Parmi les principaux motifs d'insatisfaction des petits patrons, il y a le sentiment de ne pas être assez écouté. Certes, le gouvernement mène une politique de l'offre pro-business, mais artisans, commerçants et indépendants ont le sentiment d'être exclus de cette dynamique qui profiterait avant tout aux grands groupes et aux start-up. L'U2P, qui représente ces petites entreprises, alerte depuis longtemps sur le problème de la représentativité.
"L’U2P dénonce ce déni de démocratie depuis 2019. Il est temps que cela change et c’est possible!", écrit l'organisation dans un document retraçant ses 21 priorités pour les législatives.
L'organisation dénonce les règles actuelles de la représentativité patronale qui "favorisent injustement les grandes entreprises en se basant principalement sur le nombre de salariés plutôt que sur le nombre d’entreprises adhérentes".
Des commerçants en première ligne et "excédés"
Autre raison de leur colère, beaucoup de petits commerçants se sont retrouvés en première ligne lors des manifestations des gilets jaunes, puis contre les réformes des retraites ou encore pendant les émeutes dans les banlieues… Résultat, des jours de fermeture, des revenus en baisse, voire de la casse sur les devantures ou en magasin.
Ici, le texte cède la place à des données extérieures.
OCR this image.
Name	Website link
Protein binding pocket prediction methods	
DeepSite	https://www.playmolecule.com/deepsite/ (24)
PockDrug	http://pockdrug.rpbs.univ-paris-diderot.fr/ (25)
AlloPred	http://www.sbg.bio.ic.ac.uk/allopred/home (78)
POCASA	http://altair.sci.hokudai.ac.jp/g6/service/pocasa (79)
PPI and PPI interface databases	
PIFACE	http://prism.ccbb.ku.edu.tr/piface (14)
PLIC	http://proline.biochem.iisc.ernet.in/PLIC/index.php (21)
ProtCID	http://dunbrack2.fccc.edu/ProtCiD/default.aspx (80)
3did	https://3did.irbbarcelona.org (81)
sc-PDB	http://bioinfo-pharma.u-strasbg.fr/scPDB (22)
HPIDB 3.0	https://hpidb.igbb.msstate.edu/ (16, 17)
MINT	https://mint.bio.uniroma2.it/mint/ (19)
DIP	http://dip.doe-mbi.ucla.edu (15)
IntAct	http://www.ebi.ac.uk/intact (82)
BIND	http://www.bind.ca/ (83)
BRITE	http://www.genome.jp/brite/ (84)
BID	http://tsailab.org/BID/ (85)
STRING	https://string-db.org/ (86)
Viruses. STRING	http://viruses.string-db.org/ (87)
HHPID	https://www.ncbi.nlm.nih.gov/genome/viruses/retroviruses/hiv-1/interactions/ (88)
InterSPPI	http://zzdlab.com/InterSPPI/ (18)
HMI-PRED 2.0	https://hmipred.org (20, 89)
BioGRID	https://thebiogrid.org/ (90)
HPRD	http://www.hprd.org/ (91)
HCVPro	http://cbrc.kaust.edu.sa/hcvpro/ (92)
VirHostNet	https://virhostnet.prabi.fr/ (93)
Certains sont désormais sensibles au discours de Jordan Bardella, qui promet de remettre de l'ordre.
"Les chefs d'entreprise n'échappent pas à la perception d'une société anxiogène qui leur fait peur", a alerté Michel Picon, le président de l'U2P, jeudi sur RTL.
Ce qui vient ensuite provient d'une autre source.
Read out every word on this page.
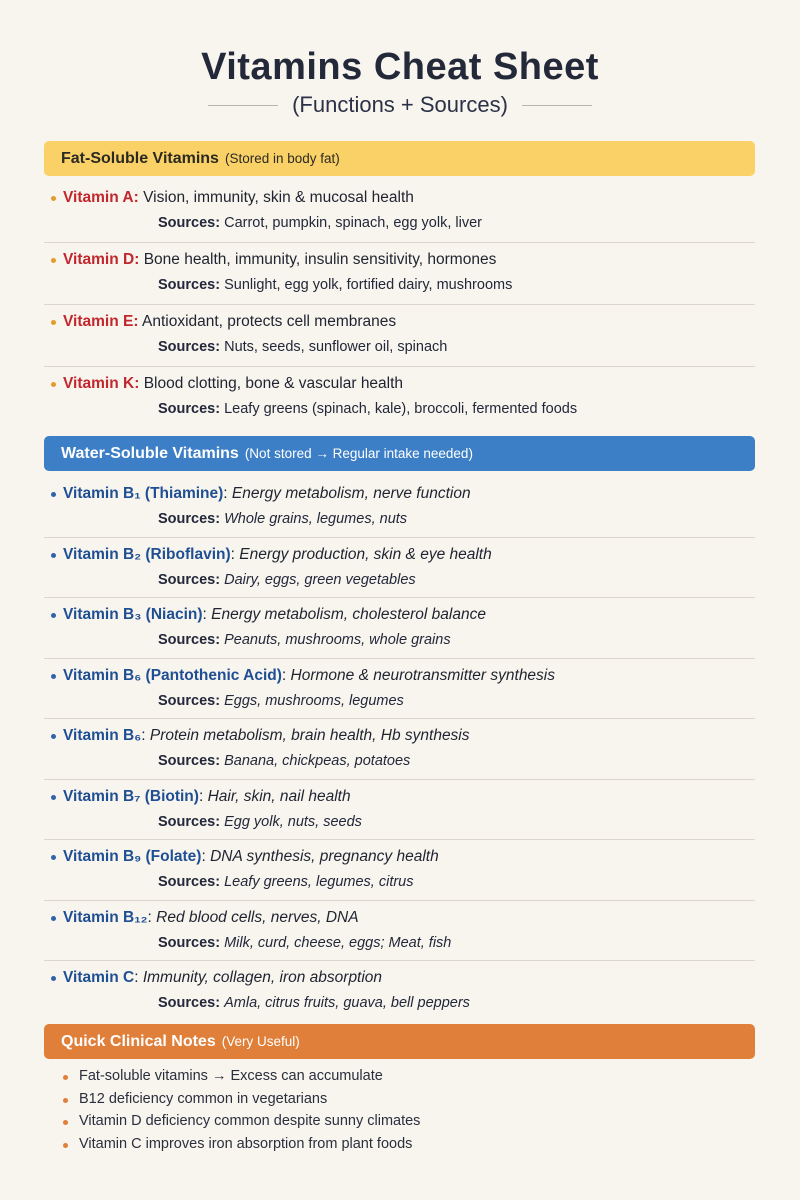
Vitamins Cheat Sheet
(Functions + Sources)
Fat-Soluble Vitamins (Stored in body fat)
Vitamin A: Vision, immunity, skin & mucosal health
Sources: Carrot, pumpkin, spinach, egg yolk, liver
Vitamin D: Bone health, immunity, insulin sensitivity, hormones
Sources: Sunlight, egg yolk, fortified dairy, mushrooms
Vitamin E: Antioxidant, protects cell membranes
Sources: Nuts, seeds, sunflower oil, spinach
Vitamin K: Blood clotting, bone & vascular health
Sources: Leafy greens (spinach, kale), broccoli, fermented foods
Water-Soluble Vitamins (Not stored → Regular intake needed)
Vitamin B₁ (Thiamine): Energy metabolism, nerve function
Sources: Whole grains, legumes, nuts
Vitamin B₂ (Riboflavin): Energy production, skin & eye health
Sources: Dairy, eggs, green vegetables
Vitamin B₃ (Niacin): Energy metabolism, cholesterol balance
Sources: Peanuts, mushrooms, whole grains
Vitamin B₆ (Pantothenic Acid): Hormone & neurotransmitter synthesis
Sources: Eggs, mushrooms, legumes
Vitamin B₆: Protein metabolism, brain health, Hb synthesis
Sources: Banana, chickpeas, potatoes
Vitamin B₇ (Biotin): Hair, skin, nail health
Sources: Egg yolk, nuts, seeds
Vitamin B₉ (Folate): DNA synthesis, pregnancy health
Sources: Leafy greens, legumes, citrus
Vitamin B₁₂: Red blood cells, nerves, DNA
Sources: Milk, curd, cheese, eggs; Meat, fish
Vitamin C: Immunity, collagen, iron absorption
Sources: Amla, citrus fruits, guava, bell peppers
Quick Clinical Notes (Very Useful)
Fat-soluble vitamins → Excess can accumulate
B12 deficiency common in vegetarians
Vitamin D deficiency common despite sunny climates
Vitamin C improves iron absorption from plant foods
"Ils vivent le même quotidien que les Français et donc ils n'échappent pas à la tentation de voir autre chose par rapport à ce qu'ils ont connu alors qu'ils considèrent que les gouvernements successifs ont failli sur les questions d'ordre et d'autorité. Les gens sont excédés."
Et Michel Picon d'illustrer: "Des artisans se font voler tous les jours leur camionnette avec leur matériel et ne peuvent plus travailler. J'ai rencontré une infirmière qui n'ose plus aller soigner ses patients parce qu'elle a peur de rentrer dans une cage d'escalier. Parfois, c'est aussi de la peur par procuration parce que c'est ce qu'on voit à la télévision".
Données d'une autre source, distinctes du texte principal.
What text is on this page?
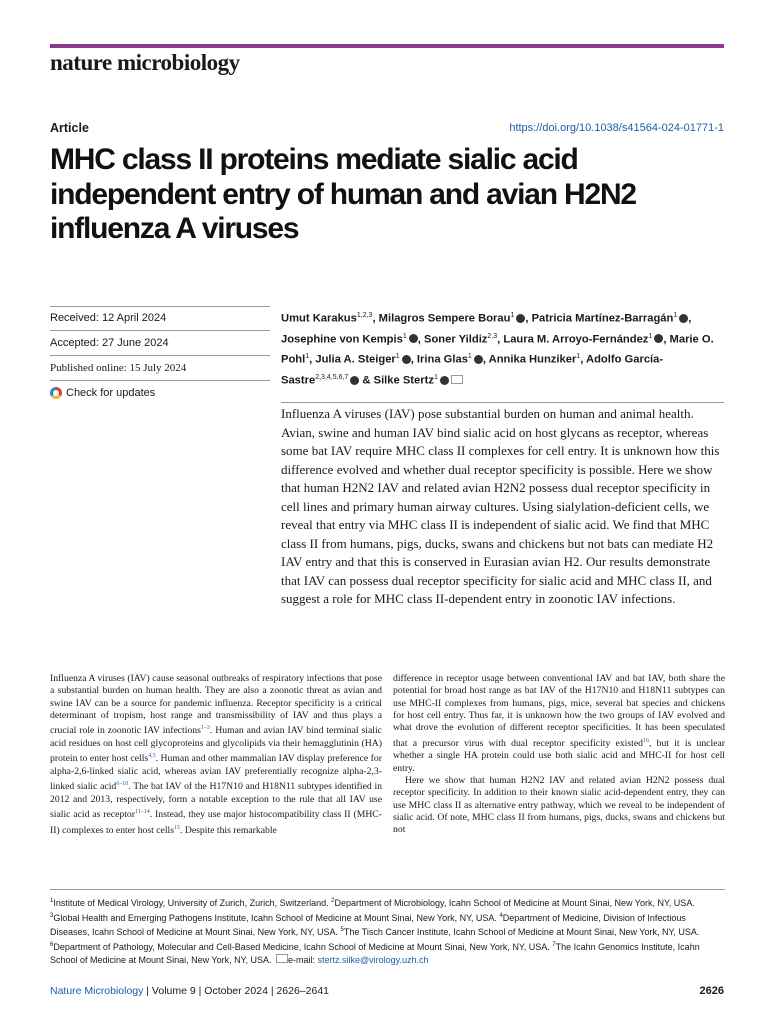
nature microbiology
Article	https://doi.org/10.1038/s41564-024-01771-1
MHC class II proteins mediate sialic acid independent entry of human and avian H2N2 influenza A viruses
Received: 12 April 2024
Accepted: 27 June 2024
Published online: 15 July 2024
Check for updates

Umut Karakus$^{1,2,3}$, Milagros Sempere Borau$^1$ , Patricia Martínez-Barragán$^1$ , Josephine von Kempis$^1$ , Soner Yildiz$^{2,3}$, Laura M. Arroyo-Fernández$^1$ , Marie O. Pohl$^1$, Julia A. Steiger$^1$ , Irina Glas$^1$ , Annika Hunziker$^1$, Adolfo García-Sastre$^{2,3,4,5,6,7}$ & Silke Stertz$^1$

Influenza A viruses (IAV) pose substantial burden on human and animal health. Avian, swine and human IAV bind sialic acid on host glycans as receptor, whereas some bat IAV require MHC class II complexes for cell entry. It is unknown how this difference evolved and whether dual receptor specificity is possible. Here we show that human H2N2 IAV and related avian H2N2 possess dual receptor specificity in cell lines and primary human airway cultures. Using sialylation-deficient cells, we reveal that entry via MHC class II is independent of sialic acid. We find that MHC class II from humans, pigs, ducks, swans and chickens but not bats can mediate H2 IAV entry and that this is conserved in Eurasian avian H2. Our results demonstrate that IAV can possess dual receptor specificity for sialic acid and MHC class II, and suggest a role for MHC class II-dependent entry in zoonotic IAV infections.

Influenza A viruses (IAV) cause seasonal outbreaks of respiratory infections that pose a substantial burden on human health. They are also a zoonotic threat as avian and swine IAV can be a source for pandemic influenza. Receptor specificity is a critical determinant of tropism, host range and transmissibility of IAV and thus plays a crucial role in zoonotic IAV infections$^{1-3}$. Human and avian IAV bind terminal sialic acid residues on host cell glycoproteins and glycolipids via their hemagglutinin (HA) protein to enter host cells$^{4,5}$. Human and other mammalian IAV display preference for alpha-2,6-linked sialic acid, whereas avian IAV preferentially recognize alpha-2,3-linked sialic acid$^{6-10}$. The bat IAV of the H17N10 and H18N11 subtypes identified in 2012 and 2013, respectively, form a notable exception to the rule that all IAV use sialic acid as receptor$^{11-14}$. Instead, they use major histocompatibility class II (MHC-II) complexes to enter host cells$^{15}$. Despite this remarkable

difference in receptor usage between conventional IAV and bat IAV, both share the potential for broad host range as bat IAV of the H17N10 and H18N11 subtypes can use MHC-II complexes from humans, pigs, mice, several bat species and chickens for host cell entry. Thus far, it is unknown how the two groups of IAV evolved and what drove the evolution of different receptor specificities. It has been speculated that a precursor virus with dual receptor specificity existed$^{16}$, but it is unclear whether a single HA protein could use both sialic acid and MHC-II for host cell entry.
Here we show that human H2N2 IAV and related avian H2N2 possess dual receptor specificity. In addition to their known sialic acid-dependent entry, they can use MHC class II as alternative entry pathway, which we reveal to be independent of sialic acid. Of note, MHC class II from humans, pigs, ducks, swans and chickens but not

$^1$Institute of Medical Virology, University of Zurich, Zurich, Switzerland. $^2$Department of Microbiology, Icahn School of Medicine at Mount Sinai, New York, NY, USA. $^3$Global Health and Emerging Pathogens Institute, Icahn School of Medicine at Mount Sinai, New York, NY, USA. $^4$Department of Medicine, Division of Infectious Diseases, Icahn School of Medicine at Mount Sinai, New York, NY, USA. $^5$The Tisch Cancer Institute, Icahn School of Medicine at Mount Sinai, New York, NY, USA. $^6$Department of Pathology, Molecular and Cell-Based Medicine, Icahn School of Medicine at Mount Sinai, New York, NY, USA. $^7$The Icahn Genomics Institute, Icahn School of Medicine at Mount Sinai, New York, NY, USA. e-mail: stertz.silke@virology.uzh.ch

Nature Microbiology | Volume 9 | October 2024 | 2626–2641	2626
Empilement des normes et paperasse
À cela s'ajoute le sentiment de crouler de plus en plus sous la paperasse administrative, malgré les promesses de simplification.
"L'empilement des normes et des règlementations est 20 fois plus violent pour les petites entreprises que pour les grosses", insiste un responsable patronal.
"Cette ambiance où tout fout le camp, où les gens ont l’impression qu’ils sont tout seuls à travailler beaucoup, 15 heures par jour, à porter la France à bout de bras pendant que trop ne travaillent pas et profitent… Tout ça est une impression sur un certain nombre de points mais une réalité sur d’autres", souligne Michel Picon.
Le problème du logement, enfin, alimente la colère. Tous reprochent au gouvernement de ne rien faire, alors que c'est un sujet clé pour réussir à attirer des salariés, face aux pénuries de main d'oeuvre. Un responsable patronal résume: "il y a un ras-le-bol généralisé chez les petits patrons, qui ont le sentiment de ne plus pouvoir travailler sereinement".